Alors que faire ? Se raser, certes. S’isoler, voire se cacher. Ou bien décider d’affirmer son apparence ? L’ambiguïté née de ce choix sera aggravée par le fait que Rosalie (vendue par son père) est affublée d’un mari qui n’appréciera guère le procédé et – dans un premier temps – fera payer à son épouse la supercherie.
Mais contre toute attente, cette femme ne se résigne pas et décide d’utiliser sa différence, et ce dans une province française où règne l’obscurantisme. Alors elle expose sa beauté singulière, sa générosité, sa douceur, sa sensualité intime et fait face à la médisance et à la méchanceté avec un immense courage.

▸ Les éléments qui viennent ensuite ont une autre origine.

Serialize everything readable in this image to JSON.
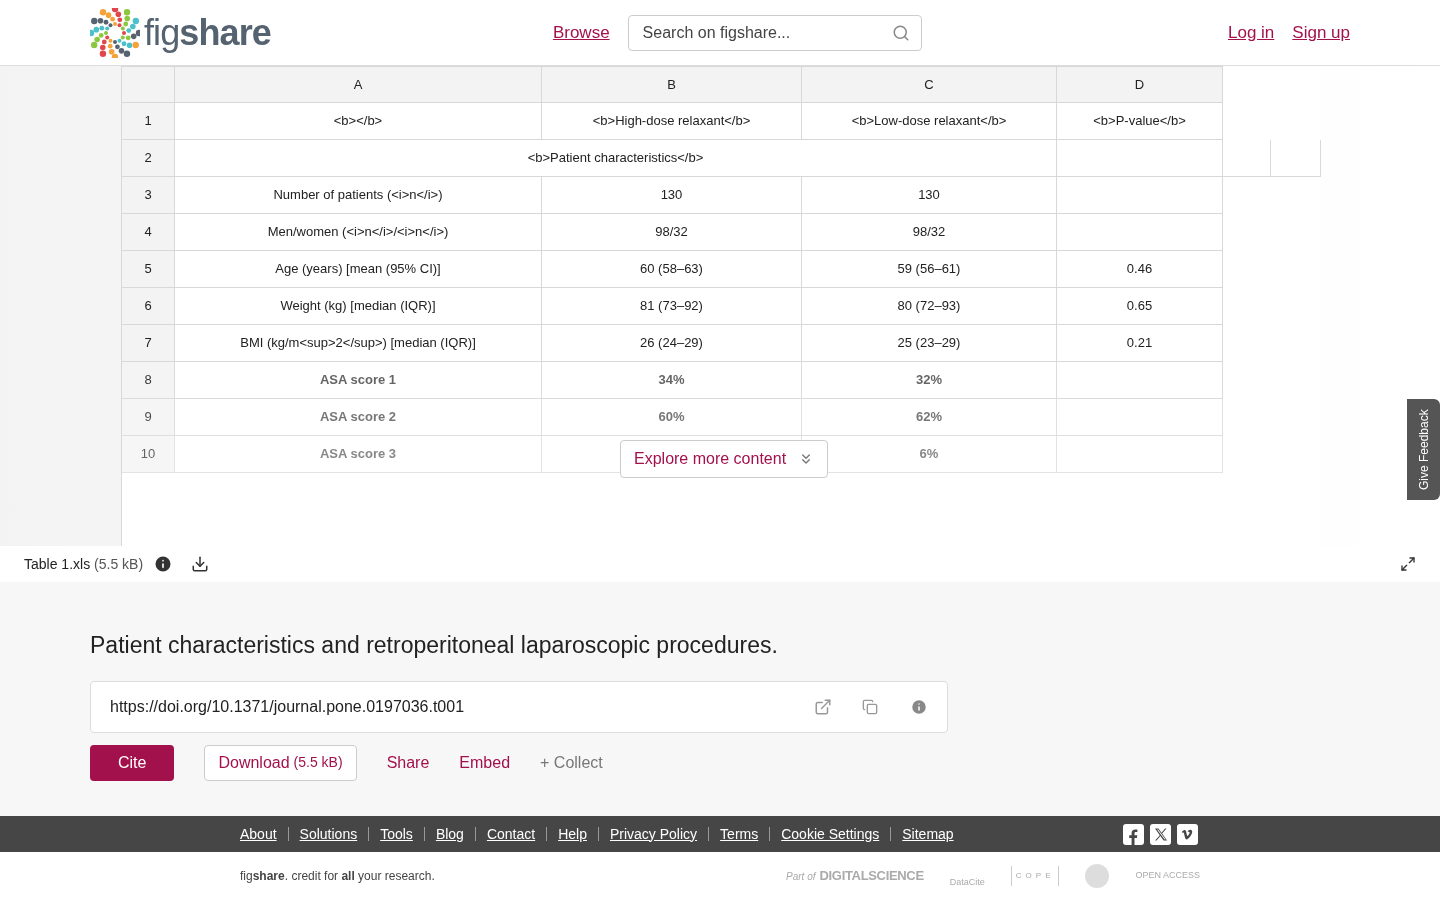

La réalisatrice assortit son propos d’une photographie délicate et intelligente. Ainsi les teintes pastels des tenues de Rosalie répondent à la noirceur des âmes de ceux qui portent des vêtements foncés, et autres procédés. Tous génèrent des émotions difficiles à contrôler tant ce personnage est attachant. Et pour le pari du film... réussi !


Un film en costumes. Cette histoire d’une femme à barbe pose bien des questions plus universelles. Quand Rosalie veut adopter une fille avec laquelle elle a noué une timide relation, la mère supérieure affirme, pleine de bonté, que Dieu aime toutes ses créatures. Mais au moment de réaliser l’adoption, elle dépend du donateur principal du monastère qui, quoique troublé par Rosalie, ou justement à cause de cela, convainc la supérieure du manque de moralité de celle qui ne rêve que d’être mère. Une réplique très forte du film : quand le journaliste interroge Rosalie, il lui demande comment on peut vivre avec un tel handicap. Et elle répond en gros, que de toute façon c’est difficile d’être une femme…
Caractère fort, Rosalie finit par gagner l’amour. La scène finale est sublime.